When employing the awsvpc
network mode, it is essential to provide a network_configuration
that includes specifying a security group and private subnets. This configuration is crucial for associating an Elastic Network Interface (ENI) with a specific subnet. This association is achieved by utilizing a data block named aws_subnets
. Additionally, we need to link the previously created service discovery with the task, and this is facilitated by utilizing the service_registries
configuration value. In this context, we simply pass the Amazon Resource Name (ARN) of the relevant module for seamless integration.
resource "aws_ecs_service" "this_cube_api" {
name = "${local.combined_name}-cube_api"
cluster = var.ecs_cluster_arn
task_definition = module.this_task_template_cube_api.arn
desired_count = var.desired_count_cube_api
deployment_minimum_healthy_percent = var.desired_count_cube_api > 1 ? 50 : 0
deployment_maximum_percent = 100
load_balancer {
target_group_arn = aws_alb_target_group.this_cube_api.arn
container_name = "cube-api"
container_port = 4000
}
deployment_circuit_breaker {
enable = true
rollback = true
}
lifecycle {
ignore_changes = [
task_definition,
capacity_provider_strategy,
]
}
}
resource "aws_ecs_service" "this_cube_refresh_worker" {
name = "${local.combined_name}-refresh-worker"
cluster = var.ecs_cluster_arn
task_definition = module.this_task_template_cube_refresh_worker.arn
desired_count = var.desired_count_cube_refresh_worker
deployment_minimum_healthy_percent = var.desired_count_cube_refresh_worker > 1 ? 50 : 0
deployment_maximum_percent = 100
deployment_circuit_breaker {
enable = true
rollback = true
}
network_configuration {
security_groups = [module.security_group.this_security_group_id]
subnets = data.aws_subnets.private.ids
assign_public_ip = false
}
lifecycle {
ignore_changes = [
task_definition,
capacity_provider_strategy,
]
}
}
Conclusion
To round out this article, we learned a few things about deploying Cube via ECS. First, we had to use service discovery for seamless communication between the cube services.
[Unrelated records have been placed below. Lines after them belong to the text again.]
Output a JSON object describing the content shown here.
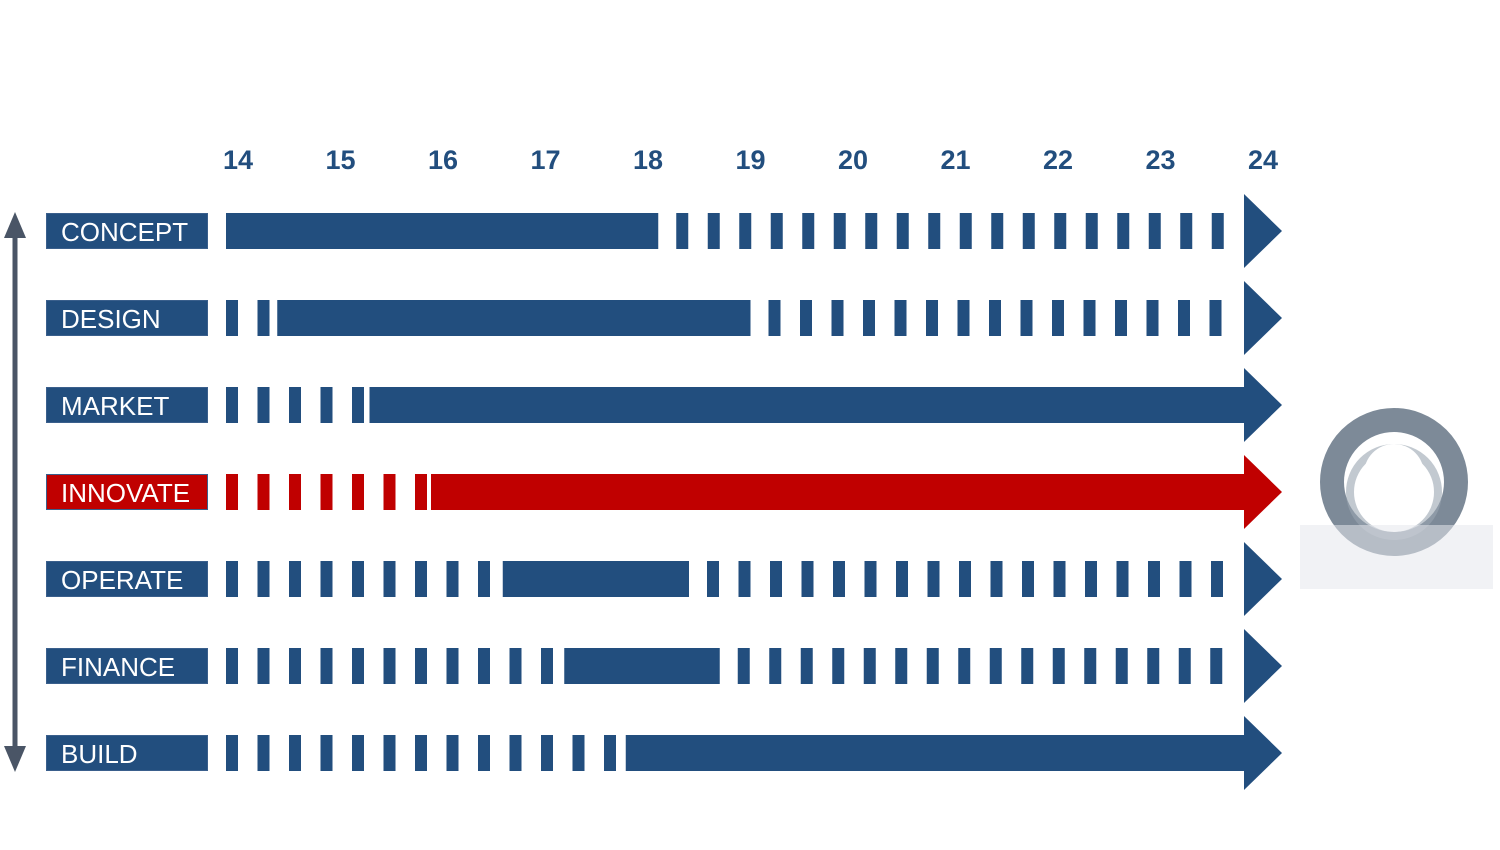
{
  "years": [
    "14",
    "15",
    "16",
    "17",
    "18",
    "19",
    "20",
    "21",
    "22",
    "23",
    "24"
  ],
  "rows": [
    {
      "label": "CONCEPT",
      "color": "#224e7e",
      "dashes_before": 0,
      "solid_start_year": 14,
      "solid_end_year": 18.1,
      "highlight": false
    },
    {
      "label": "DESIGN",
      "color": "#224e7e",
      "dashes_before": 2,
      "solid_start_year": 14.5,
      "solid_end_year": 19,
      "highlight": false
    },
    {
      "label": "MARKET",
      "color": "#224e7e",
      "dashes_before": 5,
      "solid_start_year": 15.4,
      "solid_end_year": 24,
      "highlight": false
    },
    {
      "label": "INNOVATE",
      "color": "#c00000",
      "dashes_before": 7,
      "solid_start_year": 16,
      "solid_end_year": 24,
      "highlight": true
    },
    {
      "label": "OPERATE",
      "color": "#224e7e",
      "dashes_before": 9,
      "solid_start_year": 16.7,
      "solid_end_year": 18.4,
      "highlight": false
    },
    {
      "label": "FINANCE",
      "color": "#224e7e",
      "dashes_before": 11,
      "solid_start_year": 17.3,
      "solid_end_year": 18.7,
      "highlight": false
    },
    {
      "label": "BUILD",
      "color": "#224e7e",
      "dashes_before": 13,
      "solid_start_year": 17.9,
      "solid_end_year": 24,
      "highlight": false
    }
  ],
  "colors": {
    "primary": "#224e7e",
    "highlight": "#c00000",
    "vertical_arrow": "#4a5566",
    "ring_icon": "#7d8a98"
  },
  "icons": {
    "side_arrow": "double-arrow-vertical-icon",
    "ring": "ring-logo-icon"
  }
}
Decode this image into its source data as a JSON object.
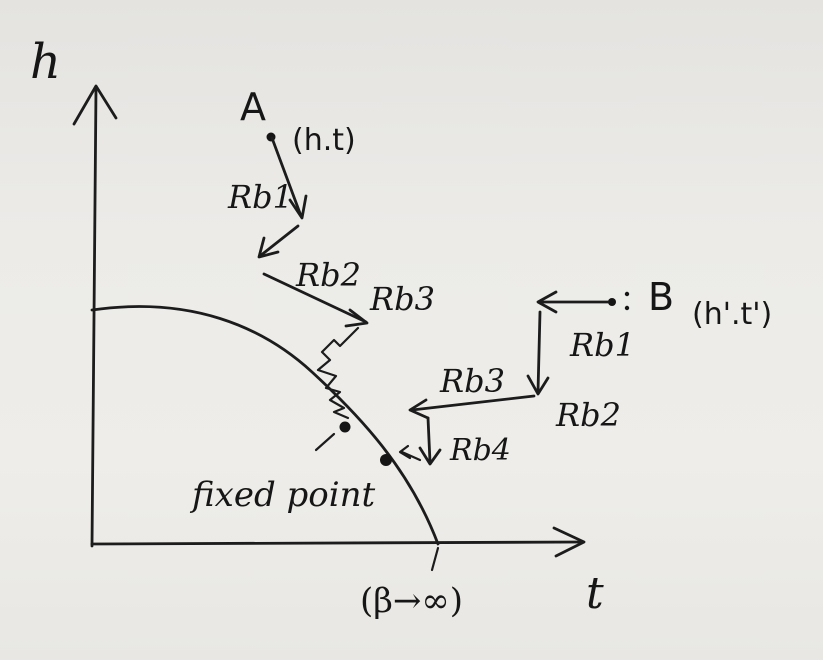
{
  "axes": {
    "y_label": "h",
    "x_label": "t"
  },
  "points": {
    "a_name": "A",
    "a_coords": "(h.t)",
    "b_name": "B",
    "b_coords": "(h'.t')"
  },
  "path_a_labels": {
    "step1": "Rb1",
    "step2": "Rb2",
    "step3": "Rb3"
  },
  "path_b_labels": {
    "step1": "Rb1",
    "step2": "Rb2",
    "step3": "Rb3",
    "step4": "Rb4"
  },
  "annotations": {
    "fixed_point": "fixed point",
    "limit": "(β→∞)"
  },
  "colors": {
    "ink": "#1c1c1c",
    "paper": "#eceae6"
  }
}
Second, we needed to use awsvpc
network mode in oder for the service to get it’s own ENI. This also played a crucial part for seamless communication. Third, we had to make sure the security groups of each service had the correct permissions set up. Before starting on this journey, we had limited knowledge about AWS and Terraform, and it proved to be a great challenge to get a much better understanding of AWS, networking, ECS, EC2, Terraform, etc.